There was a comedy programme about Nigel Farage on the BBC this week, entitled Nigel Farage Gets His Life Back. Purporting to be a Swiftian satire about how Ukip’s former leader would cope with life beyond the political fray, it was, as usual, a case of the corporation sneering at a man who has a decent claim to being the most successful British politician of the modern age and, by extension, sneering at the four million or so Ukip voters and indeed the 52 per cent of the population who voted Leave. In other words, a very large proportion of the BBC’s licence payers, whom the BBC resolutely despises.
All of this would have been fine, though, had the programme been even mildly amusing. But it wasn’t. It was predictable, lumpen drivel which managed to offend even the half-witted lefties of the Guardian. ‘The premise is obviously to recast Farage as a lovable buffoon, but why anybody would want to humanise the poster boy for one of the most heinous ideologies in living memory isn’t quite so clear,’ some shrill hag opined. A shrill hag who ought to check out a few more heinous ideologies before opening her idiotic trap, I would suggest.

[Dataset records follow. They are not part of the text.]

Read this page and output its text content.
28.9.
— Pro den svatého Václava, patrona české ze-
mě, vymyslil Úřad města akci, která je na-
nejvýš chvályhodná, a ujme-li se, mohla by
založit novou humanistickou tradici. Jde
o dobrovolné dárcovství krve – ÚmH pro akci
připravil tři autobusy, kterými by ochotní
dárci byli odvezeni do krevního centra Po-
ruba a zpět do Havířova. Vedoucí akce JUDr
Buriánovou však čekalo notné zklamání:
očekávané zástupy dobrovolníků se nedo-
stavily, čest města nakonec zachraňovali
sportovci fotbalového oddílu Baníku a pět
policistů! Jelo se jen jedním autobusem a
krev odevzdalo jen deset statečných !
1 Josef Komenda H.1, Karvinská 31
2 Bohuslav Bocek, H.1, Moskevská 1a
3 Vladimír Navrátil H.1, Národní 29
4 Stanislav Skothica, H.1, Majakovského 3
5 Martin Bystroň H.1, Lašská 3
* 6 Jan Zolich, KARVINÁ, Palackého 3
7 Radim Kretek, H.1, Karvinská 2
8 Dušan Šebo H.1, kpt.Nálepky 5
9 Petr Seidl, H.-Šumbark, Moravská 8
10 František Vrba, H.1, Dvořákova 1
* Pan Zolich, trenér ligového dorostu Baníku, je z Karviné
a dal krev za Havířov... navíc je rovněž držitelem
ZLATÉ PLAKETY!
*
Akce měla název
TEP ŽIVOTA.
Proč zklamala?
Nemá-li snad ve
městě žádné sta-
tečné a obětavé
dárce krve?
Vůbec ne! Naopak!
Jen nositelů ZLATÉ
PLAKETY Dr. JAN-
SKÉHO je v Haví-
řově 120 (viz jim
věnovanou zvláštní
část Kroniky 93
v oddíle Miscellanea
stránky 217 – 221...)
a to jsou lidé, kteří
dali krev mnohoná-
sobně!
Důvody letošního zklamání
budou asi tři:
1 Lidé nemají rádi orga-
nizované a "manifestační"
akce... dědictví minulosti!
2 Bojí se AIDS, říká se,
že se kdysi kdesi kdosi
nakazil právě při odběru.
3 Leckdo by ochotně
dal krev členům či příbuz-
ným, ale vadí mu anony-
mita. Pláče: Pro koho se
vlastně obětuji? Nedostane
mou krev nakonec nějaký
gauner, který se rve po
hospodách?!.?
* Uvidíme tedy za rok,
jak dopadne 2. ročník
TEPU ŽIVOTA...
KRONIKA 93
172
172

The main point, though, is that Ukip, in its current state, doesn’t need anyone to satirise it. It can do that job all by itself. Presented with an open goal by Labour’s abdication from the task of representing anyone beyond Upper Street, London N1, and its own obvious success in the referendum, it has gleefully hoofed the ball clear of the stadium, with the net gaping, with the unbounded confidence of a village idiot. And it keeps doing so, over and over again.
For a start, they all seem to hate one another — and with a commendable venom which, entertainingly enough, sometimes spills over into violence.